Ma sœur, cette fée carabossée, de Clément Moutiez

Ma sœur, cette fée carabossée de Clément Moutiez : un filet d’eau de rose pour dulcifier un sujet – la trisomie 21 – preste à plomber l’atmosphère en un rien de temps.

 

« Aujourd’hui, elle a 26 ans et elle a dynamité ma vie, notre vie. En fait si, elle a bien des supers pouvoirs. Pas ceux de Batman ou de super-héros conventionnels, des pouvoirs enfouis. Pas de cape, de baguette, d’ailes cachées, mais une putain de magie qui vous soulève le cœur, vous attrape par le col et vous fait perdre pied. J’étais encore un enfant de 7 ou 8 ans et je l’avais choisie, elle. Ma grande sœur s’était liée à un autre garçon trisomique, il fut adopté par une autre famille et elle en devint la marraine. Bah oui, il fallait choisir.
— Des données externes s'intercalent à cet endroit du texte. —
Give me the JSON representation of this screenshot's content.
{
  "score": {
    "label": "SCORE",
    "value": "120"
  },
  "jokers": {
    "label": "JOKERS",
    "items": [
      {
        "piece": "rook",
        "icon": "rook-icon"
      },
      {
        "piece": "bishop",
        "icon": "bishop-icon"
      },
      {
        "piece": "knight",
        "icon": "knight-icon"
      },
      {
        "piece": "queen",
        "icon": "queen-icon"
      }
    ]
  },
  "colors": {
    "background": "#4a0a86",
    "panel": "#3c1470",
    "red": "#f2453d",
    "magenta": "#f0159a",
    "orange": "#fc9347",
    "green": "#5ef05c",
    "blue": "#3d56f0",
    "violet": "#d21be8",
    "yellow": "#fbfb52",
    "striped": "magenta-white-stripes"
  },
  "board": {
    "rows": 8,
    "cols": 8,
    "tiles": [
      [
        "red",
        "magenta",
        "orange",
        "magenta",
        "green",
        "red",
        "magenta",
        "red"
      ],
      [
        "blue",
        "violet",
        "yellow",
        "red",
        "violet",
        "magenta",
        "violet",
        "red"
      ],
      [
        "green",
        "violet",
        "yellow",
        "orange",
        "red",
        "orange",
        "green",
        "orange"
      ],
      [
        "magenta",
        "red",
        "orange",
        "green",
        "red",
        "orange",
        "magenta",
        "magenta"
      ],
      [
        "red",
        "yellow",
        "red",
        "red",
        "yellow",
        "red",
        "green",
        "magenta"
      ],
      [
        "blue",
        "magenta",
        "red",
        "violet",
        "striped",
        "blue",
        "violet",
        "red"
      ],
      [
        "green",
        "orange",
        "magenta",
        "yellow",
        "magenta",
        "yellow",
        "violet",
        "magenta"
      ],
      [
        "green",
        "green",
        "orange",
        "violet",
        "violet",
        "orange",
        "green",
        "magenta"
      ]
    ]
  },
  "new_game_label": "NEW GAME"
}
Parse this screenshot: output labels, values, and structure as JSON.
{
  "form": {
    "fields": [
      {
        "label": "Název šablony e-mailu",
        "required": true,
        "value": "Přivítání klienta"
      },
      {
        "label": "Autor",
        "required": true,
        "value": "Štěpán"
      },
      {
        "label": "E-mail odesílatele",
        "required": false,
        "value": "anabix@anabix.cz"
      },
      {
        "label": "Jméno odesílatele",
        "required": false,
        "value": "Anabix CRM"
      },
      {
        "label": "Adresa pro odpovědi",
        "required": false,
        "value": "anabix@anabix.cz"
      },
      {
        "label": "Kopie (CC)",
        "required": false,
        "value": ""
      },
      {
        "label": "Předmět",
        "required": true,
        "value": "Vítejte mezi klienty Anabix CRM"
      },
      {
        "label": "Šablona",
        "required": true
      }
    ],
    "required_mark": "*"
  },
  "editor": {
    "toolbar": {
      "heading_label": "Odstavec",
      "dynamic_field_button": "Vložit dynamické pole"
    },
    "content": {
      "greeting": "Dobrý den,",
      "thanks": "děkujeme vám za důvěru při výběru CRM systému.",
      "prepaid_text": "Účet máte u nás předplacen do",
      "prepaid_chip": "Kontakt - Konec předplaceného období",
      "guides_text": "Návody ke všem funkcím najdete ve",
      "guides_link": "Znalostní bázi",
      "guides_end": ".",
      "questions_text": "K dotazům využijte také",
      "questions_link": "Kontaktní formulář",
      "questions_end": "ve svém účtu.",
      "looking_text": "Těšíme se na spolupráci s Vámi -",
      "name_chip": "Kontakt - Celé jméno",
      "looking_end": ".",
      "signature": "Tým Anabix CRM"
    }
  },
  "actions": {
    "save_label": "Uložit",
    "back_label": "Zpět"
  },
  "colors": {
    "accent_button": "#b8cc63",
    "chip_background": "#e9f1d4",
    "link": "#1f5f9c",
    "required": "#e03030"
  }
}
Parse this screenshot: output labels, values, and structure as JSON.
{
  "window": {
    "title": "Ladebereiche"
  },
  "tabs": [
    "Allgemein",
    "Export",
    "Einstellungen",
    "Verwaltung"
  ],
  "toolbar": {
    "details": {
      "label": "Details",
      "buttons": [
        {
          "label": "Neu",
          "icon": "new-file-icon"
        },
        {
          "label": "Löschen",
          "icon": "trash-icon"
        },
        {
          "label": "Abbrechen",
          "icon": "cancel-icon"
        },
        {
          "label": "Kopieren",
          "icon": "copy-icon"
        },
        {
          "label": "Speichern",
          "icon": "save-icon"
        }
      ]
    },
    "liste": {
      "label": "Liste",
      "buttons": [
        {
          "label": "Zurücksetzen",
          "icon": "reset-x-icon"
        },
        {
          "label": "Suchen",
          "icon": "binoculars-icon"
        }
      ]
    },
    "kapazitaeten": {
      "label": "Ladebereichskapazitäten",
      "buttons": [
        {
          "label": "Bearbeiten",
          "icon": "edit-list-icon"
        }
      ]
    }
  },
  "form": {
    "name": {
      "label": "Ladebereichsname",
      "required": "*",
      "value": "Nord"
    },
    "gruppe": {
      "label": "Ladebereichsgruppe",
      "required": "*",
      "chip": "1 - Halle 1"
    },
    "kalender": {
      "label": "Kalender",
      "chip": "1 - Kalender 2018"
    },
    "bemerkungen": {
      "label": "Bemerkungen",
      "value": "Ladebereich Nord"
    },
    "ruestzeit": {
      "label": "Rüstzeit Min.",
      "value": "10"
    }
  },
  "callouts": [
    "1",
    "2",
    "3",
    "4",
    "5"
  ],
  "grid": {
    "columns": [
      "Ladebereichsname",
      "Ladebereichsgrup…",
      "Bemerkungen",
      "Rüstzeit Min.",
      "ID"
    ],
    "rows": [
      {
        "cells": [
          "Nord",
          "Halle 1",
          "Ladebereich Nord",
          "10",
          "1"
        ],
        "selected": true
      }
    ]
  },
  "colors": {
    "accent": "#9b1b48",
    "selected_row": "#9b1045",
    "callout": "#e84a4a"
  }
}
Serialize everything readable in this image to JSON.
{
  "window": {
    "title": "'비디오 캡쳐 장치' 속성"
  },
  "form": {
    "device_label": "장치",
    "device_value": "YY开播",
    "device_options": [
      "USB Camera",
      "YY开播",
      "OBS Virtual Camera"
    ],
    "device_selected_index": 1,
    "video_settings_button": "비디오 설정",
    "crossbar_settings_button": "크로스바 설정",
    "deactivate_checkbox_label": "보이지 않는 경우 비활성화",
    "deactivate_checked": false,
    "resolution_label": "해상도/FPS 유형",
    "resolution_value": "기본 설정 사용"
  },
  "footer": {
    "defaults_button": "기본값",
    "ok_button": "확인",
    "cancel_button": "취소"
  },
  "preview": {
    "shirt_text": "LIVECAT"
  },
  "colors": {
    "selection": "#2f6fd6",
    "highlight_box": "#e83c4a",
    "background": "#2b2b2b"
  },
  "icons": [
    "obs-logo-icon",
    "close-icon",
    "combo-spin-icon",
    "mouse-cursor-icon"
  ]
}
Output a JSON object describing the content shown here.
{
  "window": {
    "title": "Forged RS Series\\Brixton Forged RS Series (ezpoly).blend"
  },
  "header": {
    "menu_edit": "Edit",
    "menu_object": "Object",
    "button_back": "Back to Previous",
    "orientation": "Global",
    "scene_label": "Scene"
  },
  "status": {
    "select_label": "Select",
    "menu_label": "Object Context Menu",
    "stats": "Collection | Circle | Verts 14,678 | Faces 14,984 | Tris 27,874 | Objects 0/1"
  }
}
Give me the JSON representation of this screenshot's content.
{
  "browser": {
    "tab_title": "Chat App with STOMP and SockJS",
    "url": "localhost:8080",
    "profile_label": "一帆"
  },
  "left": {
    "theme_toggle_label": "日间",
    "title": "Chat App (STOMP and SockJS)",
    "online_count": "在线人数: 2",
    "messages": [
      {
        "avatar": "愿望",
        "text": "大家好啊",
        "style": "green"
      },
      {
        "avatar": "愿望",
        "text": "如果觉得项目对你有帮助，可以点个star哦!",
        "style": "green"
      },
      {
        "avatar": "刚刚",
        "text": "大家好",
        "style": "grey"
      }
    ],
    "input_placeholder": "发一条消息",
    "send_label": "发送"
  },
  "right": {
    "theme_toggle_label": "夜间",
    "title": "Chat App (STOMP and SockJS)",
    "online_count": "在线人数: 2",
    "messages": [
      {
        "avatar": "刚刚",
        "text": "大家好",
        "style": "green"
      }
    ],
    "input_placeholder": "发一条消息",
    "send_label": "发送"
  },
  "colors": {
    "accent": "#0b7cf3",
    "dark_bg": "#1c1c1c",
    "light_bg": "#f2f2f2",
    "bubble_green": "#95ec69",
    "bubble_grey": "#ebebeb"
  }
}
Et on se demande toujours un jour ou l’autre, si c’était le bon choix, si un autre… si elle aurait été mieux ailleurs… si… Mais là, ce n’est plus un melon dont il faut tâter le cul pour vérifier s’il est bien mûr. C’est une petite sœur, la décision ne nous appartient pas, c’est de l’ordre de l’instinct, c’est une main qui se pose sur une joue et qui s’y sent bien. Des sourires qui n’avaient que très peu de chances de se croiser qui se partagent. » p. 14

« C’est une de ses manies, de toujours comparer les gens qu’elle côtoie à des célébrités. (…) Il se trouve que le prisme de son imagination attribue des ressemblances qui n’en sont pas. (…) Ses comparaisons peuvent être assimilées à un signe d’affection, une façon de montrer qu’on fait partie de son cercle. Très show-biz, son cercle. Pas d’anonymes, que des noms qu’on voit à la télé.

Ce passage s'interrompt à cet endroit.